Industry and Commerce Minister Welshman Ncube yesterday told Herald Business that the parties were still on the ground, trying to agree on certain legal aspects of the contract.
“People are still on the ground trying to change this and that law in the (contract) document, but we must have a full document by the end of this week,” said Minister Ncube.
Government announced in November last year that it had settled for Essar Africa as the preferred investor for its 54 percent shareholding in the cash-strapped  steel giant.
Deputy Minister of Industry and Commerce Mike Bimha had said then that they expected Essar Africa to be on the ground before the end of the year, which Essar fulfilled.

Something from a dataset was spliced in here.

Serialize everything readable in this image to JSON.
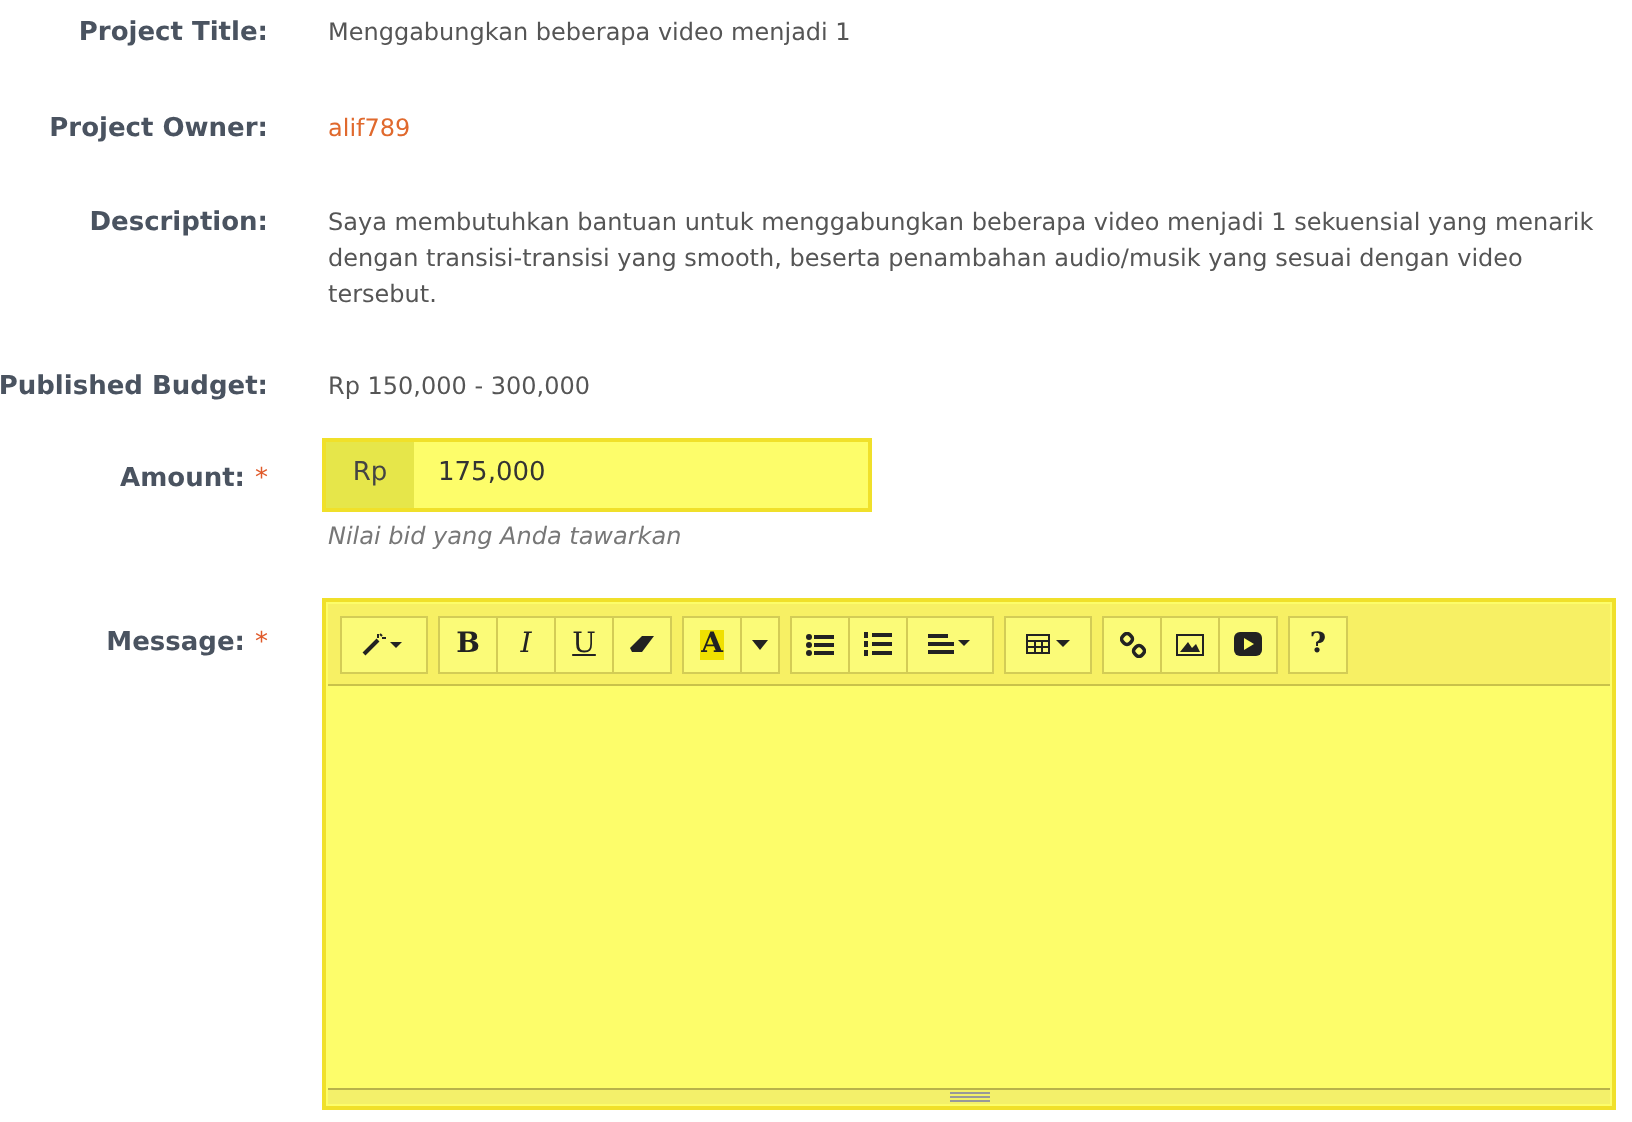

But despite moving on to the site, the parties were yet to sign an agreement to make the deal fully binding.
It emerged last month that the parties held several meetings to find common ground on a US$28 million foreign debt owed by TelOne, which threatened to scuttle the deal.
TelOne owed Dutch Bank ING US$28 million from a loan facility advanced in the 1980s.

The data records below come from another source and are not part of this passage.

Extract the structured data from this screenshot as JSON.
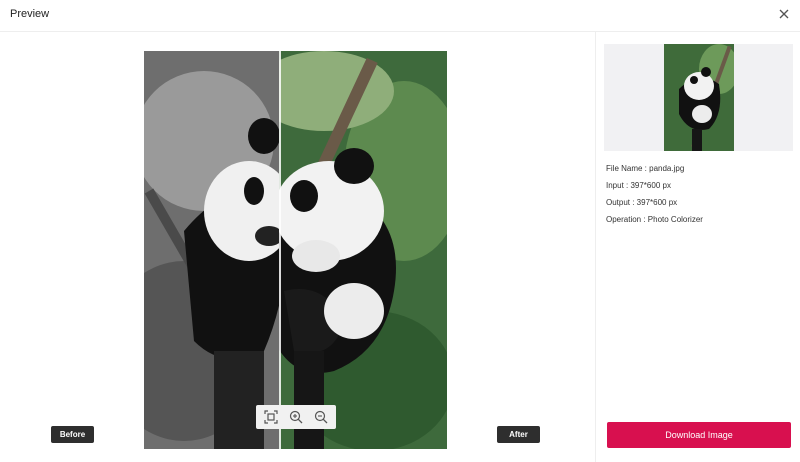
{
  "header": {
    "title": "Preview",
    "close_icon": "close-icon"
  },
  "preview": {
    "before_label": "Before",
    "after_label": "After",
    "tools": [
      {
        "name": "fit-screen-icon"
      },
      {
        "name": "zoom-in-icon"
      },
      {
        "name": "zoom-out-icon"
      }
    ]
  },
  "details": {
    "file_name": "File Name : panda.jpg",
    "input": "Input : 397*600 px",
    "output": "Output : 397*600 px",
    "operation": "Operation : Photo Colorizer"
  },
  "actions": {
    "download_label": "Download Image"
  },
  "colors": {
    "accent": "#d8104f",
    "pill_bg": "#2e2e2e",
    "thumb_bg": "#f1f1f3"
  }
}
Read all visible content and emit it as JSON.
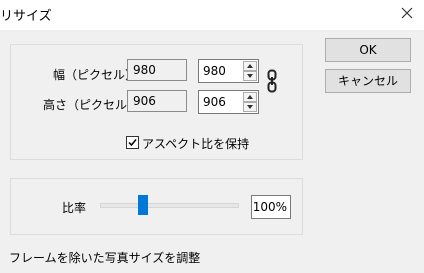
{
  "window": {
    "title": "リサイズ"
  },
  "size": {
    "width_label": "幅（ピクセル）",
    "width_original": "980",
    "width_value": "980",
    "height_label": "高さ（ピクセル）",
    "height_original": "906",
    "height_value": "906"
  },
  "keep_aspect": {
    "label": "アスペクト比を保持",
    "checked": true
  },
  "ratio": {
    "label": "比率",
    "value": "100%"
  },
  "buttons": {
    "ok": "OK",
    "cancel": "キャンセル"
  },
  "footer": {
    "text": "フレームを除いた写真サイズを調整"
  }
}
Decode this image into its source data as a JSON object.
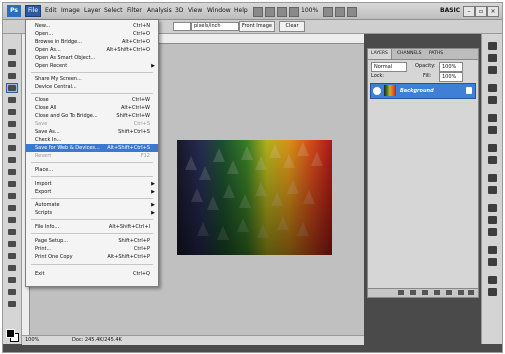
{
  "menubar": {
    "logo": "Ps",
    "items": [
      "File",
      "Edit",
      "Image",
      "Layer",
      "Select",
      "Filter",
      "Analysis",
      "3D",
      "View",
      "Window",
      "Help"
    ],
    "zoom": "100%",
    "workspace": "BASIC"
  },
  "options": {
    "resolution_unit": "pixels/inch",
    "front_image": "Front Image",
    "clear": "Clear"
  },
  "file_menu": [
    {
      "label": "New...",
      "shortcut": "Ctrl+N"
    },
    {
      "label": "Open...",
      "shortcut": "Ctrl+O"
    },
    {
      "label": "Browse in Bridge...",
      "shortcut": "Alt+Ctrl+O"
    },
    {
      "label": "Open As...",
      "shortcut": "Alt+Shift+Ctrl+O"
    },
    {
      "label": "Open As Smart Object..."
    },
    {
      "label": "Open Recent",
      "submenu": true
    },
    {
      "label": "Share My Screen..."
    },
    {
      "label": "Device Central..."
    },
    {
      "label": "Close",
      "shortcut": "Ctrl+W"
    },
    {
      "label": "Close All",
      "shortcut": "Alt+Ctrl+W"
    },
    {
      "label": "Close and Go To Bridge...",
      "shortcut": "Shift+Ctrl+W"
    },
    {
      "label": "Save",
      "shortcut": "Ctrl+S",
      "disabled": true
    },
    {
      "label": "Save As...",
      "shortcut": "Shift+Ctrl+S"
    },
    {
      "label": "Check In..."
    },
    {
      "label": "Save for Web & Devices...",
      "shortcut": "Alt+Shift+Ctrl+S",
      "highlighted": true
    },
    {
      "label": "Revert",
      "shortcut": "F12",
      "disabled": true
    },
    {
      "label": "Place..."
    },
    {
      "label": "Import",
      "submenu": true
    },
    {
      "label": "Export",
      "submenu": true
    },
    {
      "label": "Automate",
      "submenu": true
    },
    {
      "label": "Scripts",
      "submenu": true
    },
    {
      "label": "File Info...",
      "shortcut": "Alt+Shift+Ctrl+I"
    },
    {
      "label": "Page Setup...",
      "shortcut": "Shift+Ctrl+P"
    },
    {
      "label": "Print...",
      "shortcut": "Ctrl+P"
    },
    {
      "label": "Print One Copy",
      "shortcut": "Alt+Shift+Ctrl+P"
    },
    {
      "label": "Exit",
      "shortcut": "Ctrl+Q"
    }
  ],
  "layers_panel": {
    "tabs": [
      "LAYERS",
      "CHANNELS",
      "PATHS"
    ],
    "blend_mode": "Normal",
    "opacity_label": "Opacity:",
    "opacity": "100%",
    "lock_label": "Lock:",
    "fill_label": "Fill:",
    "fill": "100%",
    "layers": [
      {
        "name": "Background"
      }
    ]
  },
  "status": {
    "zoom": "100%",
    "doc": "Doc: 245.4K/245.4K"
  }
}
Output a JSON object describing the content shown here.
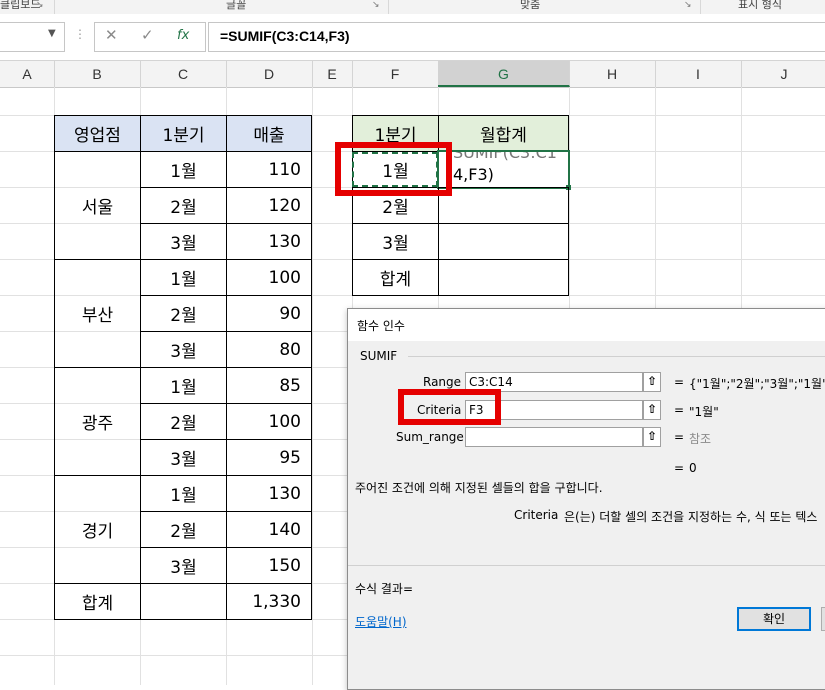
{
  "ribbon": {
    "groups": [
      {
        "label": "클립보드"
      },
      {
        "label": "글꼴"
      },
      {
        "label": "맞춤"
      },
      {
        "label": "표시 형식"
      }
    ]
  },
  "formula_bar": {
    "name_box_value": "",
    "cancel_icon": "✕",
    "enter_icon": "✓",
    "fx_icon": "fx",
    "formula": "=SUMIF(C3:C14,F3)"
  },
  "columns": [
    "A",
    "B",
    "C",
    "D",
    "E",
    "F",
    "G",
    "H",
    "I",
    "J"
  ],
  "selected_column": "G",
  "table1": {
    "headers": [
      "영업점",
      "1분기",
      "매출"
    ],
    "regions": [
      "서울",
      "부산",
      "광주",
      "경기"
    ],
    "months": [
      "1월",
      "2월",
      "3월",
      "1월",
      "2월",
      "3월",
      "1월",
      "2월",
      "3월",
      "1월",
      "2월",
      "3월"
    ],
    "sales": [
      "110",
      "120",
      "130",
      "100",
      "90",
      "80",
      "85",
      "100",
      "95",
      "130",
      "140",
      "150"
    ],
    "total_label": "합계",
    "total_value": "1,330"
  },
  "table2": {
    "headers": [
      "1분기",
      "월합계"
    ],
    "rows": [
      "1월",
      "2월",
      "3월",
      "합계"
    ],
    "edit_text_line1": "SUMIF(C3:C1",
    "edit_text_line2": "4,F3)"
  },
  "dialog": {
    "title": "함수 인수",
    "function_name": "SUMIF",
    "args": [
      {
        "label": "Range",
        "value": "C3:C14",
        "result": "{\"1월\";\"2월\";\"3월\";\"1월\";\""
      },
      {
        "label": "Criteria",
        "value": "F3",
        "result": "\"1월\""
      },
      {
        "label": "Sum_range",
        "value": "",
        "result": "참조"
      }
    ],
    "equals": "=",
    "total_result": "0",
    "description": "주어진 조건에 의해 지정된 셀들의 합을 구합니다.",
    "arg_help_name": "Criteria",
    "arg_help_text": "은(는) 더할 셀의 조건을 지정하는 수, 식 또는 텍스",
    "formula_result_label": "수식 결과=",
    "help_link": "도움말(H)",
    "ok_label": "확인"
  }
}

Government had guaranteed the transaction, which had now sucked in Essar Africa.
ING Bank were now demanding that Essar pay off the debt from the funds due to Government from the sale of the Ziscosteel stake. But Government would not hear of it.
Minister Ncube said the challenge regarding the TelOne debt had now been resolved.
The complications had threatened one of the most promising opportunities for the revival of Ziscosteel, which stopped production half a decade ago due, largely, to a  financial crisis.
Similar efforts to resuscitate the firm failed in 2004 when a US$400 million deal with Global Steel Holdings of India collapsed under unclear circumstances when the firm pulled out on the 11th hour.
As part of its desire to revive the Redcliff- based former steel giant, Essar committed to pay off the Ziscosteel’s US$240 million debt to Germany’s KFW Bank and an unnamed creditor from China.
Apart from settling the debt, Essar will pay US$55 million for the shareholding and about US$65 million on reviving blast furnaces and coke oven batteries.
Ziscosteel was a vital, strategic asset for Zimbabwe and Essar has pledged to use the firm to develop the economy.
Essar outwitted steel-making giants such as Jindhal Steel and Power of India, Arcelor Mittal of South Africa, Murray & Roberts and Reclamation (SA), Steel Makers Zimbabwe, the Gateway Consortium — a consortium of local and SA investors — in clinching the deal.